Database Management

Move to a different database or engine

Use cases:

  • move to a different database storage (e.g. provided by a different database host)

  • change the database engine (e.g. from SQLite to PostgreSQL)

  • migrate the data to a different host with a different database engine

Procedure:

  1. stop the running grouprise service (e.g. service grouprise stop)

  2. dump the current database content in a database-neutral format:

    grouprisectl dumpdata \
        --natural-primary \
        --natural-foreign \
        --exclude sessions \
        --exclude admin.logentry \
        --indent 4 \
        --all \
        >grouprise-export.json
    
  3. prepare the new desired configuration (below /etc/grouprise/conf.d/)
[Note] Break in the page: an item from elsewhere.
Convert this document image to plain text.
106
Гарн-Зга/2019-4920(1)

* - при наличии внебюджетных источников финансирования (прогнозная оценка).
  4. create new database (see Database Initialization)

  5. populate the database structure: grouprisectl migrate

  6. load the export data: grouprisectl loaddata --format=json - <grouprise-export.json

  7. start the grouprise service (e.g. service grouprise start)
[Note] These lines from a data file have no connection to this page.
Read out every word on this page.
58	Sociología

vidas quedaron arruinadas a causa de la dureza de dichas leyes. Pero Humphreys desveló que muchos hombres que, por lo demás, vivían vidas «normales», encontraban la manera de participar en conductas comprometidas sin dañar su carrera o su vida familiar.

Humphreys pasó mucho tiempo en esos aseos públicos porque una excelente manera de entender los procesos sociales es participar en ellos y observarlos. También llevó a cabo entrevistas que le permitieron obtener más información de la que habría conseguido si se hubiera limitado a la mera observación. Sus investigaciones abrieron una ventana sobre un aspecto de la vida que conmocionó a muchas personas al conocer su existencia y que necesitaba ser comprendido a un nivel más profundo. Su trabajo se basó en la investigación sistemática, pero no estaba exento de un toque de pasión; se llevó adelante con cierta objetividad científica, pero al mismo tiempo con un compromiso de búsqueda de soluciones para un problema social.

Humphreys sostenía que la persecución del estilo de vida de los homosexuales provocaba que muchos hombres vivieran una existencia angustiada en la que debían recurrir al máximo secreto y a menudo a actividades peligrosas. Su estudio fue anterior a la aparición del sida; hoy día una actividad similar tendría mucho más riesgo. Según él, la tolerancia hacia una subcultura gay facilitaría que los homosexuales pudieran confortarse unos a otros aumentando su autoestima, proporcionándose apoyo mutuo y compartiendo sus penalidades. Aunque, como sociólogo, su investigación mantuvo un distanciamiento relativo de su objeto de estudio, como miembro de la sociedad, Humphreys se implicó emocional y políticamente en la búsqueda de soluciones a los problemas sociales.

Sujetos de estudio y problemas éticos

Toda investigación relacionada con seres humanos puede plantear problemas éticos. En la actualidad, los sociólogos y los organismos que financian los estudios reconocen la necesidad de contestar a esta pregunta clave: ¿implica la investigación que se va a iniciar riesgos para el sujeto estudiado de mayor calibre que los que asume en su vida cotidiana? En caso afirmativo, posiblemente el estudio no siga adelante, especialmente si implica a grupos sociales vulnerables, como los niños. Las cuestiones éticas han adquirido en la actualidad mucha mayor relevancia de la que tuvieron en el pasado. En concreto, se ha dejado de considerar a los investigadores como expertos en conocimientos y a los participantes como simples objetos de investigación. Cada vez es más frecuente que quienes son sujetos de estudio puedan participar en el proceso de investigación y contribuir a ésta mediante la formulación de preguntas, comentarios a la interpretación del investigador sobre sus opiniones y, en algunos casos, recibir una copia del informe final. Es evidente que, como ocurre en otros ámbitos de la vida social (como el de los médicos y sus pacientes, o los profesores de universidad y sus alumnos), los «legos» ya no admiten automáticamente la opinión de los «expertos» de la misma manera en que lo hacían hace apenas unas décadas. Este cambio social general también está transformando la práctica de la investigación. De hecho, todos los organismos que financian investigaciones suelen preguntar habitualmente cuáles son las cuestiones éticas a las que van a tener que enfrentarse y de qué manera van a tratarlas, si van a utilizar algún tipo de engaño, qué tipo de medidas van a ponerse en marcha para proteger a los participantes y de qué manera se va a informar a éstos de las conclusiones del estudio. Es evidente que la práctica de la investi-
Import content into another host

Use cases:

  • migrate to a new deployment host

  • experiment with real production data in a local development setup

Please take a close look at the steps below and adjust these, before executing them. Your local database will be wiped completely.

Use grouprisectl instead of python3 manage.py, if the target setup is based on the deb-package of grouprise (instead of a local development checkout).

# delete the content of the local development database
python3 manage.py sqlflush | python3 manage.py dbshell
# repare the minimal database structure
python3 manage.py migrate
# export the live database content and import it into the local instance
ssh root@$GROUPRISE_HOST \
        grouprisectl dumpdata \
            --natural-primary
            --natural-foreign
            --exclude sessions
            --exclude admin.logentry
            --indent 4
            --all
    | python3 manage.py loaddata --format=json -

You may need to align your local configuration with the one of the remote host, if you enabled optional modules (e.g. matrix_chat).